Before fostering Lukas, Katie worked at a special needs school helping children with all types of disabilities. During her 15 years there, she met Damien - a young boy with global delays and learning difficulties. Katie quickly became an extension of Damien’s family, and he became a part of hers. Sadly, Damien developed cancer and whilst he was in and out of hospital for chemotherapy, Katie discovered that Damien had an ellenor nurse.
When Damien passed away, Katie felt it was time to move on to new pastures. She left the special needs school and decided she wanted to foster children with complex needs.
“I thought that if I wanted to foster children, now was my time to do it before I get too old,” Katie says with a laugh.

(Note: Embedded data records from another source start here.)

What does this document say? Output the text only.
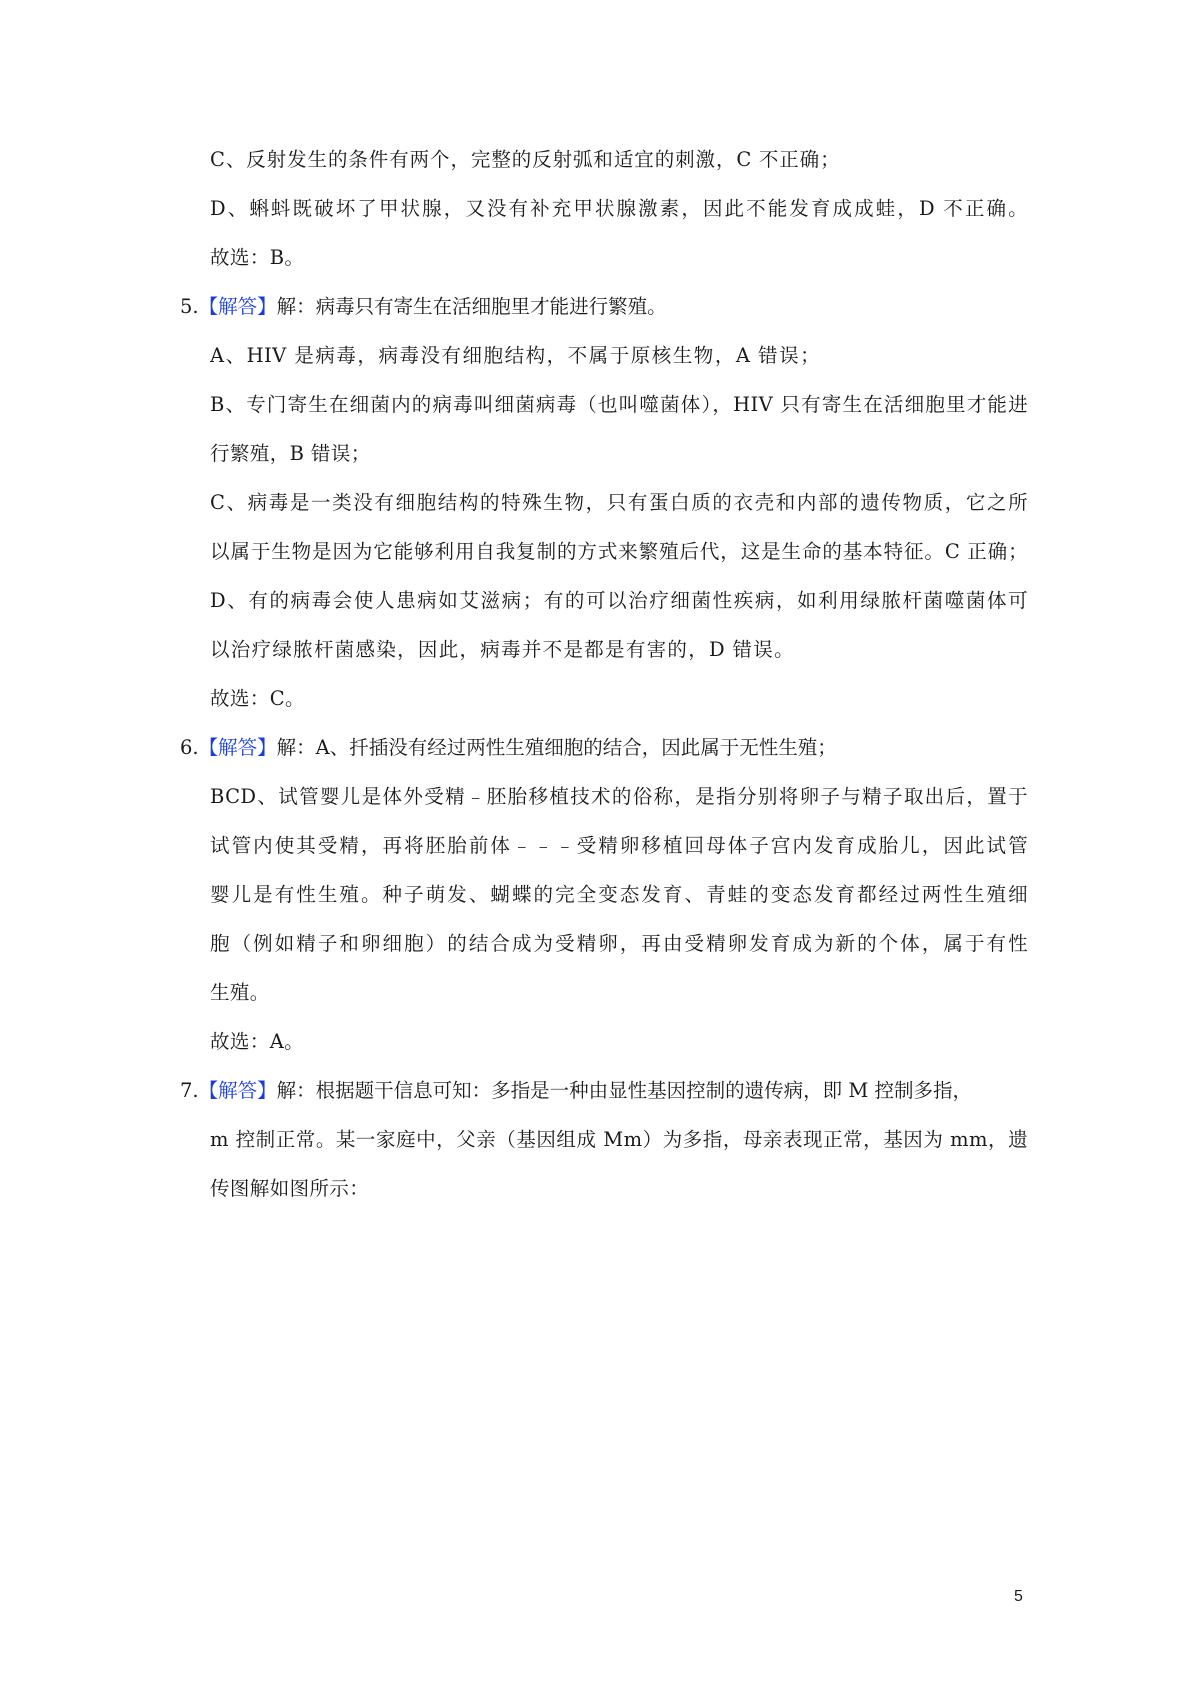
C、反射发生的条件有两个，完整的反射弧和适宜的刺激，C 不正确；
D、蝌蚪既破坏了甲状腺，又没有补充甲状腺激素，因此不能发育成成蛙，D 不正确。
故选：B。
5.【解答】解：病毒只有寄生在活细胞里才能进行繁殖。
A、HIV 是病毒，病毒没有细胞结构，不属于原核生物，A 错误；
B、专门寄生在细菌内的病毒叫细菌病毒（也叫噬菌体），HIV 只有寄生在活细胞里才能进
行繁殖，B 错误；
C、病毒是一类没有细胞结构的特殊生物，只有蛋白质的衣壳和内部的遗传物质，它之所
以属于生物是因为它能够利用自我复制的方式来繁殖后代，这是生命的基本特征。C 正确；
D、有的病毒会使人患病如艾滋病；有的可以治疗细菌性疾病，如利用绿脓杆菌噬菌体可
以治疗绿脓杆菌感染，因此，病毒并不是都是有害的，D 错误。
故选：C。
6.【解答】解：A、扦插没有经过两性生殖细胞的结合，因此属于无性生殖；
BCD、试管婴儿是体外受精﹣胚胎移植技术的俗称，是指分别将卵子与精子取出后，置于
试管内使其受精，再将胚胎前体﹣﹣﹣受精卵移植回母体子宫内发育成胎儿，因此试管
婴儿是有性生殖。种子萌发、蝴蝶的完全变态发育、青蛙的变态发育都经过两性生殖细
胞（例如精子和卵细胞）的结合成为受精卵，再由受精卵发育成为新的个体，属于有性
生殖。
故选：A。
7.【解答】解：根据题干信息可知：多指是一种由显性基因控制的遗传病，即 M 控制多指，
m 控制正常。某一家庭中，父亲（基因组成 Mm）为多指，母亲表现正常，基因为 mm，遗
传图解如图所示：
5
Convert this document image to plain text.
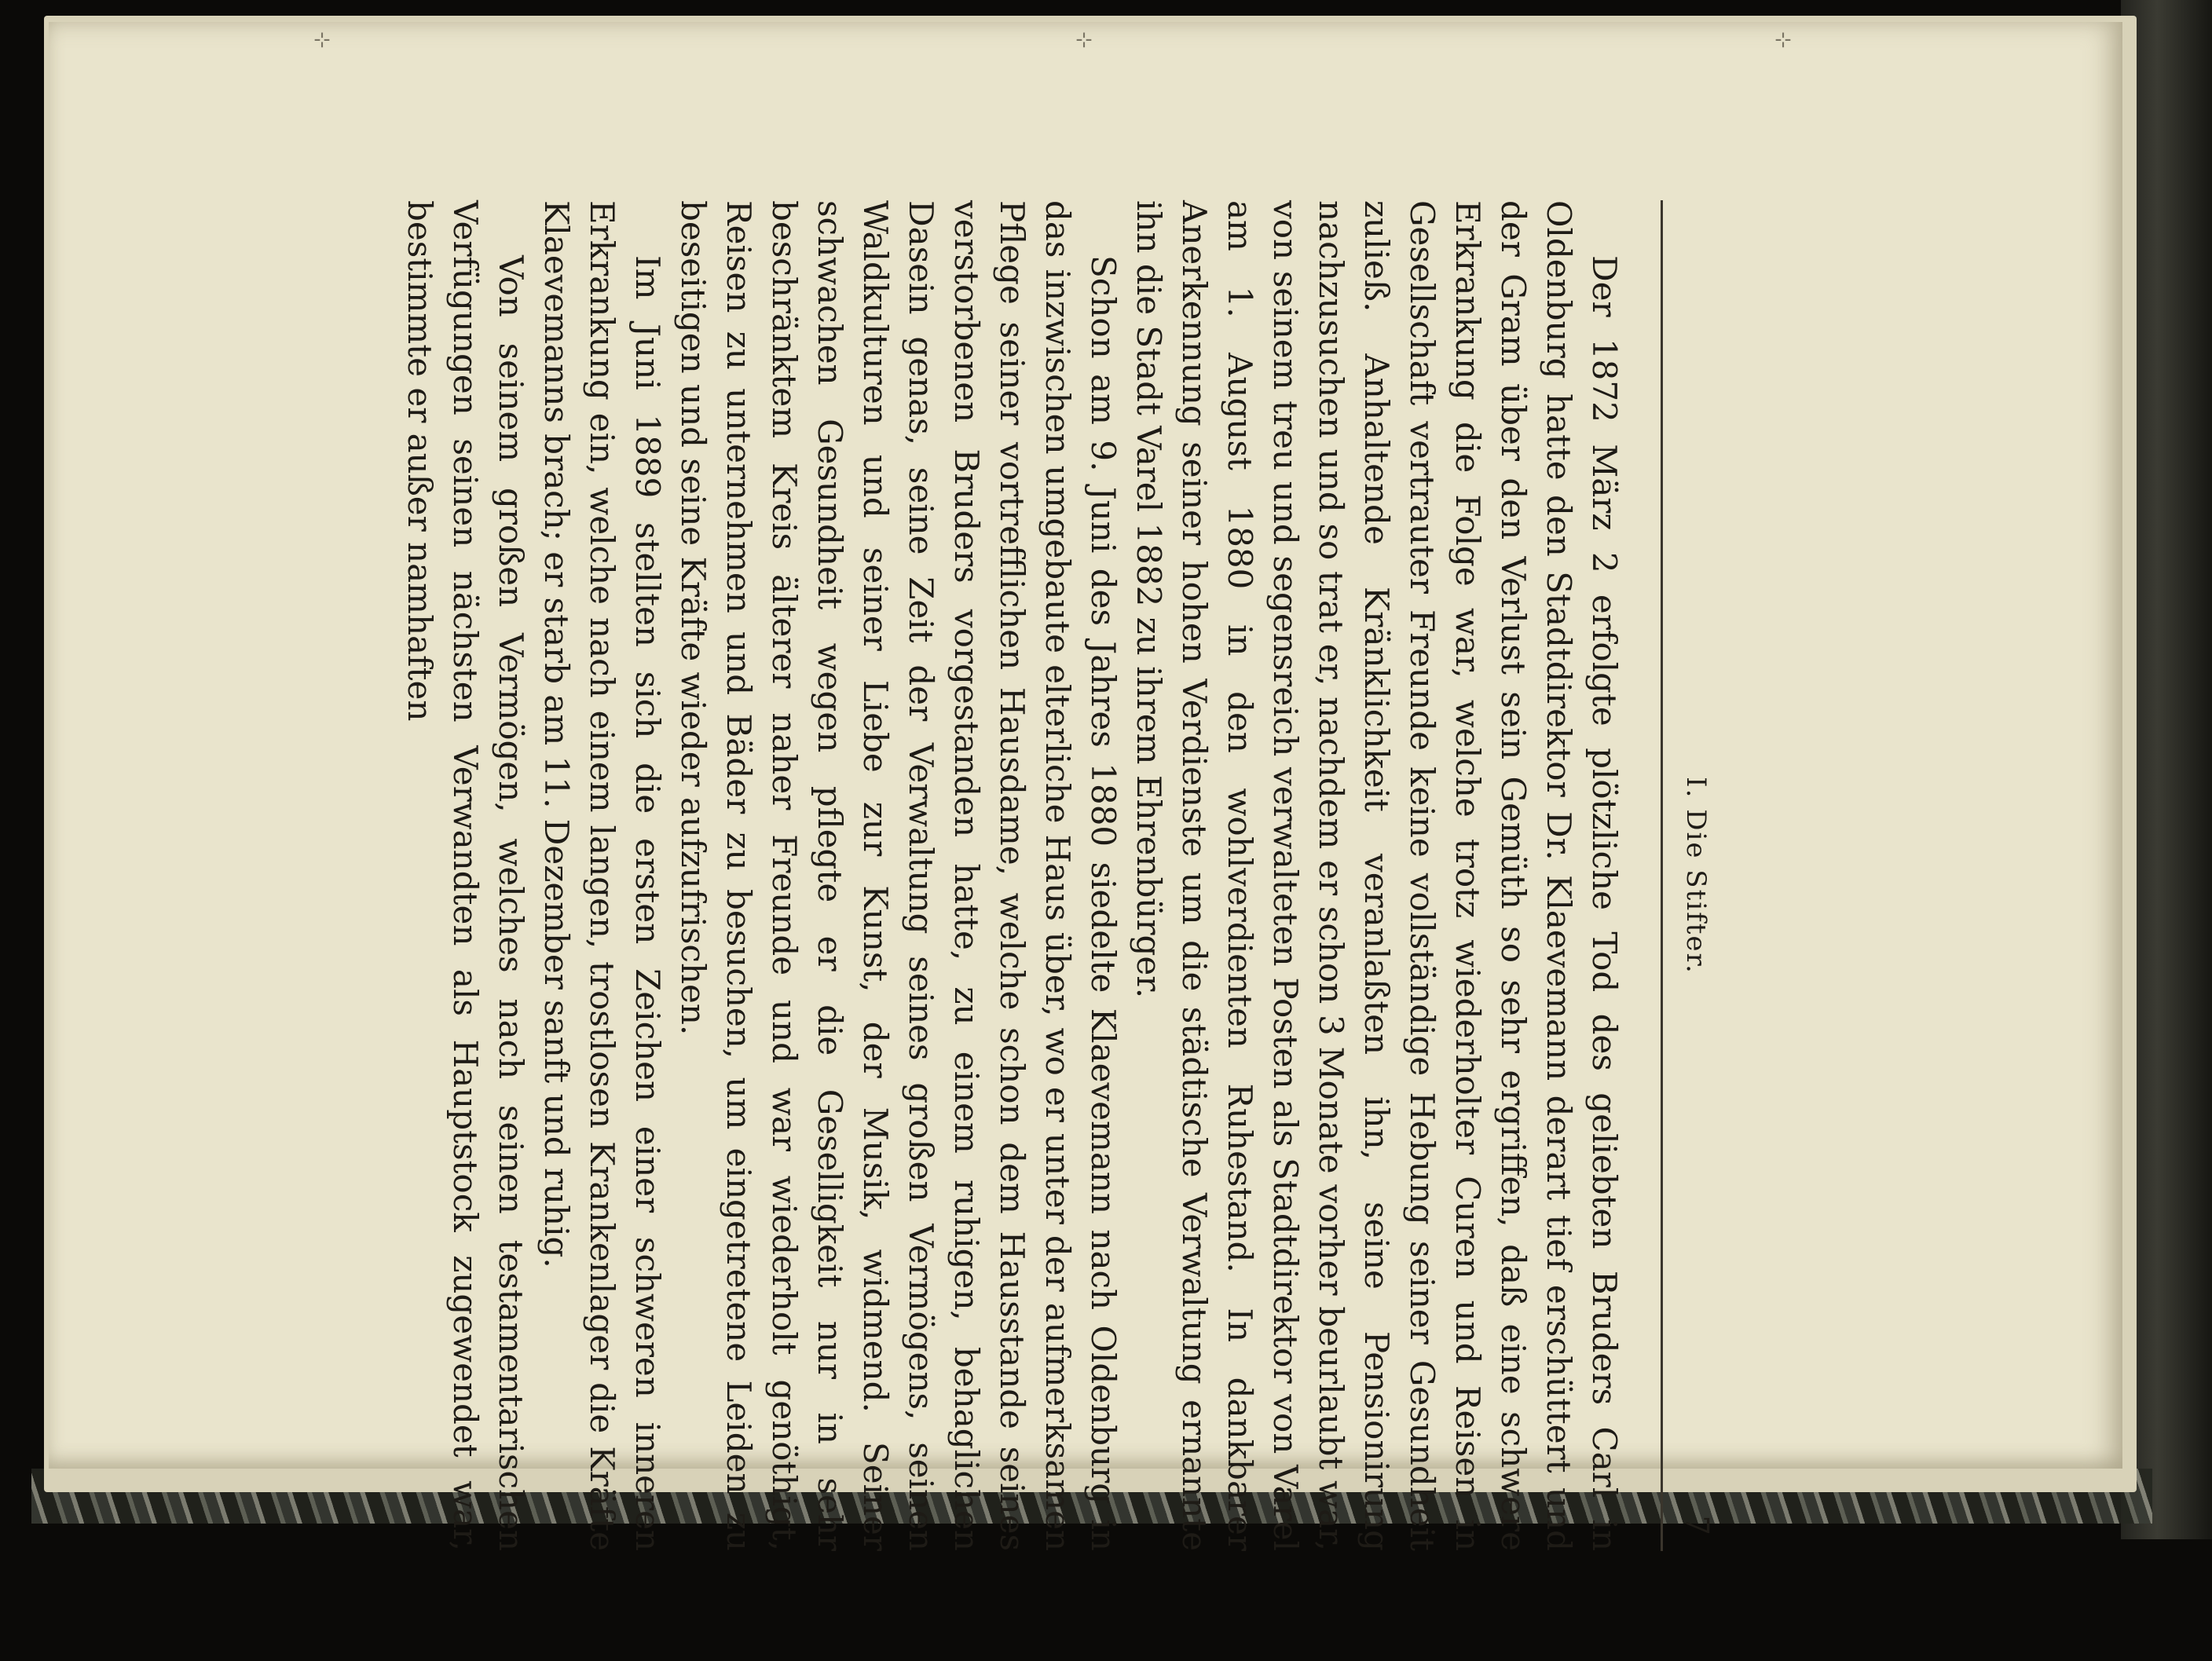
⊹	⊹	⊹
I. Die Stifter.
7

Der 1872 März 2 erfolgte plötzliche Tod des geliebten Bruders Carl in Oldenburg hatte den Stadtdirektor Dr. Klaevemann derart tief erschüttert und der Gram über den Verlust sein Gemüth so sehr ergriffen, daß eine schwere Erkrankung die Folge war, welche trotz wiederholter Curen und Reisen in Gesellschaft vertrauter Freunde keine vollständige Hebung seiner Gesundheit zuließ. Anhaltende Kränklichkeit veranlaßten ihn, seine Pensionirung nachzusuchen und so trat er, nachdem er schon 3 Monate vorher beurlaubt war, von seinem treu und segensreich verwalteten Posten als Stadtdirektor von Varel am 1. August 1880 in den wohlverdienten Ruhestand. In dankbarer Anerkennung seiner hohen Verdienste um die städtische Verwaltung ernannte ihn die Stadt Varel 1882 zu ihrem Ehrenbürger.

Schon am 9. Juni des Jahres 1880 siedelte Klaevemann nach Oldenburg in das inzwischen umgebaute elterliche Haus über, wo er unter der aufmerksamen Pflege seiner vortrefflichen Hausdame, welche schon dem Hausstande seines verstorbenen Bruders vorgestanden hatte, zu einem ruhigen, behaglichen Dasein genas, seine Zeit der Verwaltung seines großen Vermögens, seinen Waldkulturen und seiner Liebe zur Kunst, der Musik, widmend. Seiner schwachen Gesundheit wegen pflegte er die Geselligkeit nur in sehr beschränktem Kreis älterer naher Freunde und war wiederholt genöthigt, Reisen zu unternehmen und Bäder zu besuchen, um eingetretene Leiden zu beseitigen und seine Kräfte wieder aufzufrischen.

Im Juni 1889 stellten sich die ersten Zeichen einer schweren inneren Erkrankung ein, welche nach einem langen, trostlosen Krankenlager die Kräfte Klaevemanns brach; er starb am 11. Dezember sanft und ruhig.

Von seinem großen Vermögen, welches nach seinen testamentarischen Verfügungen seinen nächsten Verwandten als Hauptstock zugewendet war, bestimmte er außer namhaften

After nine months Katie passed her assessment to become a foster parent and was sent profiles of children needing foster homes. When Katie met Lukas, he was 3 years old and in the care of an ellenor nurse.
“Lo and behold, Lukas’ ellenor nurse was the same ellenor nurse as my Damien had! Damien was my very special boy and I feel that when he had to go, he sent me Lukas as my next very special boy,” Katie beams. Every day for a couple of weeks, Katie visited Lukas in hospital to get to know him before bringing him home. Despite her experience working with disabled children, Katie says it was “quite scary” bringing Lukas home to be solely responsible for him.
“I really believe that Damien sent Lukas to us,” says Katie.
“I remember that very first day when I brought him home. The social worker was very supportive and told me I was okay. But as soon as she walked out the door, Lukas had a massive seizure! I sat with him on my lap with the oxygen next to us and I had a moment of ‘Oh my goodness, what have I done?!’ At first, it was very daunting.”
Katie says Lukas’ profile detailed his array of existing needs. She knew that his brain damage (likely caused by neonatal sepsis) meant he had cerebral palsy, epilepsy and dystonia. She also knew he had weak lungs (so would have oxygen drops each night), suffered from recurrent chest infections and was nil-by-mouth (and therefore tube fed). Katie understood Lukas would be wheelchair bound, non-verbal, have very low muscle tone and be dependent upon others for all of his needs.